Nasza Loteria SR - pasek na kartach artykułów

Duże kontrakty nie dla małych firm

Tomasz ŻUKOWSKI
Białystok zyskał i jeszcze zyska dość dużo dzięki unijnym pieniądzom - nie ma wątpliwości. Ale dużo korzyści przeszło nam koło nosa - przede wszystkim dlatego, że tłuste unijne kontrakty jak na razie zgarniają firmy spoza Białegostoku.

Lokalne przedsiębiorstwa prześladuje jakiś... unijny pech. I to straszny. Do tej pory udało im się wywalczyć kontrakt na 200 tysięcy euro - tyle zainkasowało za przebudowanie skrzyżowania Baranowickiej i Plażowej białostockie Przedsiębiorstwo Eksploatacji Ulic i Mostów.

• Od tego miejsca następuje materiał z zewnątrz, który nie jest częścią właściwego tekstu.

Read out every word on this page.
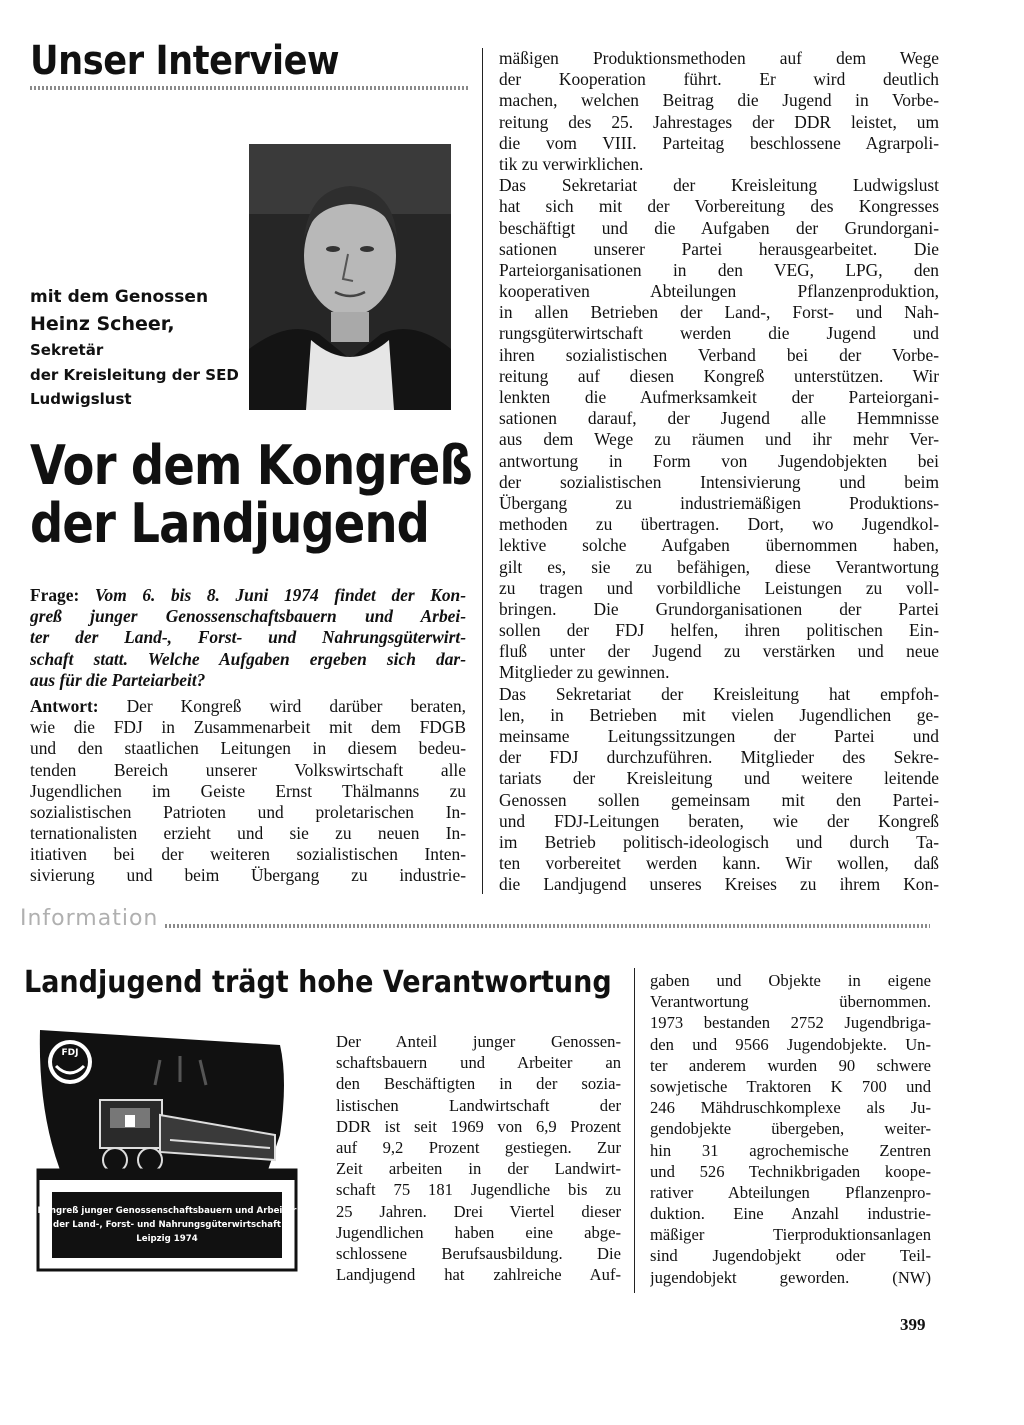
Unser Interview
mit dem Genossen
Heinz Scheer,
Sekretär
der Kreisleitung der SED
Ludwigslust
Vor dem Kongreß
der Landjugend
Frage: Vom 6. bis 8. Juni 1974 findet der Kon-
greß junger Genossenschaftsbauern und Arbei-
ter der Land-, Forst- und Nahrungsgüterwirt-
schaft statt. Welche Aufgaben ergeben sich dar-
aus für die Parteiarbeit?
Antwort: Der Kongreß wird darüber beraten,
wie die FDJ in Zusammenarbeit mit dem FDGB
und den staatlichen Leitungen in diesem bedeu-
tenden Bereich unserer Volkswirtschaft alle
Jugendlichen im Geiste Ernst Thälmanns zu
sozialistischen Patrioten und proletarischen In-
ternationalisten erzieht und sie zu neuen In-
itiativen bei der weiteren sozialistischen Inten-
sivierung und beim Übergang zu industrie-
mäßigen Produktionsmethoden auf dem Wege
der Kooperation führt. Er wird deutlich
machen, welchen Beitrag die Jugend in Vorbe-
reitung des 25. Jahrestages der DDR leistet, um
die vom VIII. Parteitag beschlossene Agrarpoli-
tik zu verwirklichen.
Das Sekretariat der Kreisleitung Ludwigslust
hat sich mit der Vorbereitung des Kongresses
beschäftigt und die Aufgaben der Grundorgani-
sationen unserer Partei herausgearbeitet. Die
Parteiorganisationen in den VEG, LPG, den
kooperativen Abteilungen Pflanzenproduktion,
in allen Betrieben der Land-, Forst- und Nah-
rungsgüterwirtschaft werden die Jugend und
ihren sozialistischen Verband bei der Vorbe-
reitung auf diesen Kongreß unterstützen. Wir
lenkten die Aufmerksamkeit der Parteiorgani-
sationen darauf, der Jugend alle Hemmnisse
aus dem Wege zu räumen und ihr mehr Ver-
antwortung in Form von Jugendobjekten bei
der sozialistischen Intensivierung und beim
Übergang zu industriemäßigen Produktions-
methoden zu übertragen. Dort, wo Jugendkol-
lektive solche Aufgaben übernommen haben,
gilt es, sie zu befähigen, diese Verantwortung
zu tragen und vorbildliche Leistungen zu voll-
bringen. Die Grundorganisationen der Partei
sollen der FDJ helfen, ihren politischen Ein-
fluß unter der Jugend zu verstärken und neue
Mitglieder zu gewinnen.
Das Sekretariat der Kreisleitung hat empfoh-
len, in Betrieben mit vielen Jugendlichen ge-
meinsame Leitungssitzungen der Partei und
der FDJ durchzuführen. Mitglieder des Sekre-
tariats der Kreisleitung und weitere leitende
Genossen sollen gemeinsam mit den Partei-
und FDJ-Leitungen beraten, wie der Kongreß
im Betrieb politisch-ideologisch und durch Ta-
ten vorbereitet werden kann. Wir wollen, daß
die Landjugend unseres Kreises zu ihrem Kon-
Information
Landjugend trägt hohe Verantwortung
Kongreß junger Genossenschaftsbauern und Arbeiter
der Land-, Forst- und Nahrungsgüterwirtschaft
Leipzig 1974
FDJ
Der Anteil junger Genossen-
schaftsbauern und Arbeiter an
den Beschäftigten in der sozia-
listischen Landwirtschaft der
DDR ist seit 1969 von 6,9 Prozent
auf 9,2 Prozent gestiegen. Zur
Zeit arbeiten in der Landwirt-
schaft 75 181 Jugendliche bis zu
25 Jahren. Drei Viertel dieser
Jugendlichen haben eine abge-
schlossene Berufsausbildung. Die
Landjugend hat zahlreiche Auf-
gaben und Objekte in eigene
Verantwortung übernommen.
1973 bestanden 2752 Jugendbriga-
den und 9566 Jugendobjekte. Un-
ter anderem wurden 90 schwere
sowjetische Traktoren K 700 und
246 Mähdruschkomplexe als Ju-
gendobjekte übergeben, weiter-
hin 31 agrochemische Zentren
und 526 Technikbrigaden koope-
rativer Abteilungen Pflanzenpro-
duktion. Eine Anzahl industrie-
mäßiger Tierproduktionsanlagen
sind Jugendobjekt oder Teil-
jugendobjekt geworden. (NW)
399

To mało, bo prawdziwe pieniądze - kontrakty warte po 3-4 miliony euro - przechodziły białostockim przedsiębiorcom koło nosa. Jak był jakiś zarobek, to tylko za podwykonawstwo - mniej lub bardziej oficjalne.
Tunel - sam smak
Kiedy rozstrzygany był pierwszy - i największy do tej pory przetarg unijny - na budowę tunelu na przedłużeniu ulicy Popiełuszki, od początku wiadomo, że nasze lokalne przedsiębiorstwa mogą tylko kibicować.
- Przede wszystkim dlatego, że nie miały doświadczenia przy budowie takich obiektów - ocenia Janusz Ostrowski, naczelnik wydziału budownictwa i inwestycji Urzędu Miejskiego.

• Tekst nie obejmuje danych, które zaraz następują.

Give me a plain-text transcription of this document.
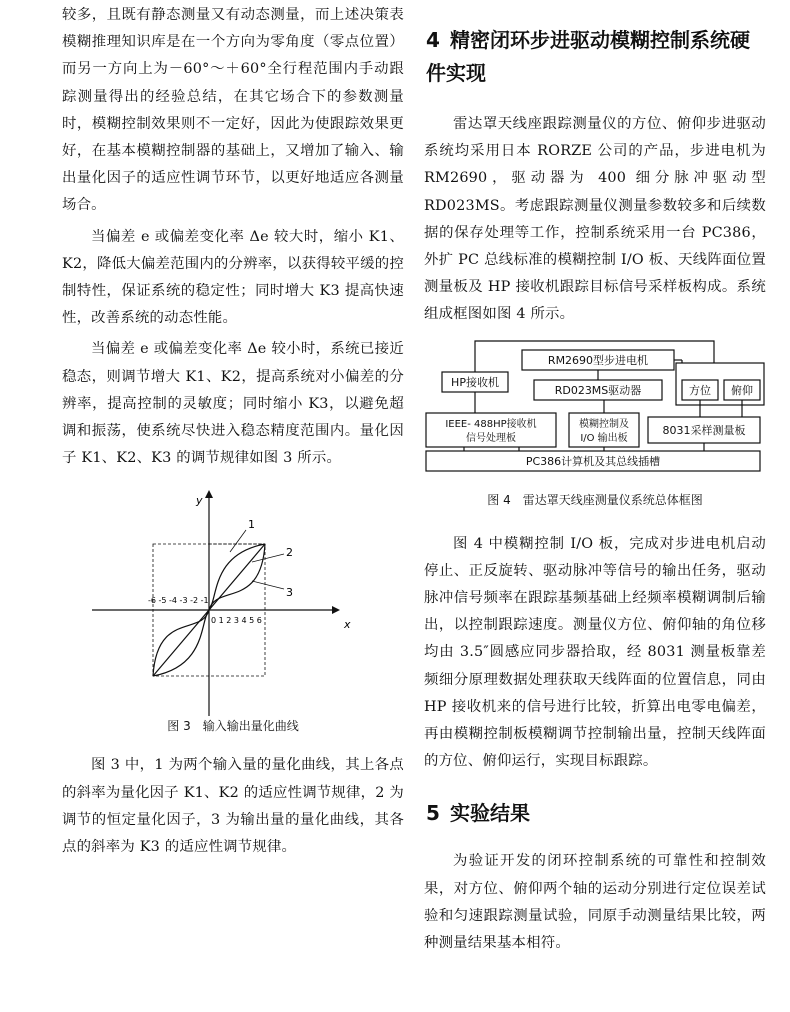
较多，且既有静态测量又有动态测量，而上述决策表模糊推理知识库是在一个方向为零角度（零点位置）而另一方向上为－60°～＋60°全行程范围内手动跟踪测量得出的经验总结，在其它场合下的参数测量时，模糊控制效果则不一定好，因此为使跟踪效果更好，在基本模糊控制器的基础上，又增加了输入、输出量化因子的适应性调节环节，以更好地适应各测量场合。

当偏差 e 或偏差变化率 Δe 较大时，缩小 K1、K2，降低大偏差范围内的分辨率，以获得较平缓的控制特性，保证系统的稳定性；同时增大 K3 提高快速性，改善系统的动态性能。

当偏差 e 或偏差变化率 Δe 较小时，系统已接近稳态，则调节增大 K1、K2，提高系统对小偏差的分辨率，提高控制的灵敏度；同时缩小 K3，以避免超调和振荡，使系统尽快进入稳态精度范围内。量化因子 K1、K2、K3 的调节规律如图 3 所示。

y
x
1
2
3
-6 -5 -4 -3 -2 -1
0 1 2 3 4 5 6

图 3　输入输出量化曲线

图 3 中，1 为两个输入量的量化曲线，其上各点的斜率为量化因子 K1、K2 的适应性调节规律，2 为调节的恒定量化因子，3 为输出量的量化曲线，其各点的斜率为 K3 的适应性调节规律。

4 精密闭环步进驱动模糊控制系统硬件实现

雷达罩天线座跟踪测量仪的方位、俯仰步进驱动系统均采用日本 RORZE 公司的产品，步进电机为 RM2690，驱动器为 400 细分脉冲驱动型 RD023MS。考虑跟踪测量仪测量参数较多和后续数据的保存处理等工作，控制系统采用一台 PC386，外扩 PC 总线标准的模糊控制 I/O 板、天线阵面位置测量板及 HP 接收机跟踪目标信号采样板构成。系统组成框图如图 4 所示。

RM2690型步进电机
HP接收机
RD023MS驱动器	方位 俯仰
IEEE- 488HP接收机
信号处理板
模糊控制及
I/O 输出板
8031采样测量板
PC386计算机及其总线插槽

图 4　雷达罩天线座测量仪系统总体框图

图 4 中模糊控制 I/O 板，完成对步进电机启动停止、正反旋转、驱动脉冲等信号的输出任务，驱动脉冲信号频率在跟踪基频基础上经频率模糊调制后输出，以控制跟踪速度。测量仪方位、俯仰轴的角位移均由 3.5″圆感应同步器拾取，经 8031 测量板靠差频细分原理数据处理获取天线阵面的位置信息，同由 HP 接收机来的信号进行比较，折算出电零电偏差，再由模糊控制板模糊调节控制输出量，控制天线阵面的方位、俯仰运行，实现目标跟踪。

5 实验结果

为验证开发的闭环控制系统的可靠性和控制效果，对方位、俯仰两个轴的运动分别进行定位误差试验和匀速跟踪测量试验，同原手动测量结果比较，两种测量结果基本相符。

I tak jak można się było spodziewać przetarg wygrało konsorcjum budowlane Budimex-Unibud, wspierane przez Mostostal Kraków.

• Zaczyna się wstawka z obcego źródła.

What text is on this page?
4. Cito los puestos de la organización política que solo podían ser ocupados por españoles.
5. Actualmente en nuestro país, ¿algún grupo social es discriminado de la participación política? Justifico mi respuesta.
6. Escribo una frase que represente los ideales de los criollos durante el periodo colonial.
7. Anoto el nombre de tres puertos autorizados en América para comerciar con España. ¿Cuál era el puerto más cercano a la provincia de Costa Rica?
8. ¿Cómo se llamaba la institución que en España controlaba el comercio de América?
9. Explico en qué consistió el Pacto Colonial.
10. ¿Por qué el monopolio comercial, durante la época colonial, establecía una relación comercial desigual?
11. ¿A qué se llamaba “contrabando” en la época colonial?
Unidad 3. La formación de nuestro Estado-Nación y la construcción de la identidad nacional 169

W drugim przetargu na budowę dróg w tunelu białostoczanie mieli już szansę, ale tu pojawił się pech. Kontrakt na kilka milionów euro był na wyciągniecie ręki, ale nasze firmy zostały zdyskwalifikowane. O pracę walczyło konsorcjum trzech firm - Miejskiego Przedsiębiorstwa Robót Drogowych, Przedsiębiorstwa Eksploatacji Ulic i Mostów oraz Przedsiębiorstwa Drogowo-Mostowego.
Poszło o czek
Nawet prawie dwa lata po feralnym przetargu nie do końca wiadomo, czemu komisja przetargowa odrzuciła białostocką ofertę. Oficjalny komunikat był suchy - "niedopełnienie warunków formalnych". Wszystko wskazuje, że poszło o czek, który firmy złożyły w Urzędzie Miejskim jako wadium w przetargu. Czek opiewał na 200 tysięcy złotych. Został złożony zgodnie z zasadami przetargu, które mówią, że wadium nie może być wpłacone gotówką. I wszystko było w porządku, dopóki Urząd Miejski nie zrealizował tego czeku i nie zamienił go na gotówkę. Wtedy okazało się, że konsorcjum nie spełnia warunków formalnych przetargu i z kontraktu nici.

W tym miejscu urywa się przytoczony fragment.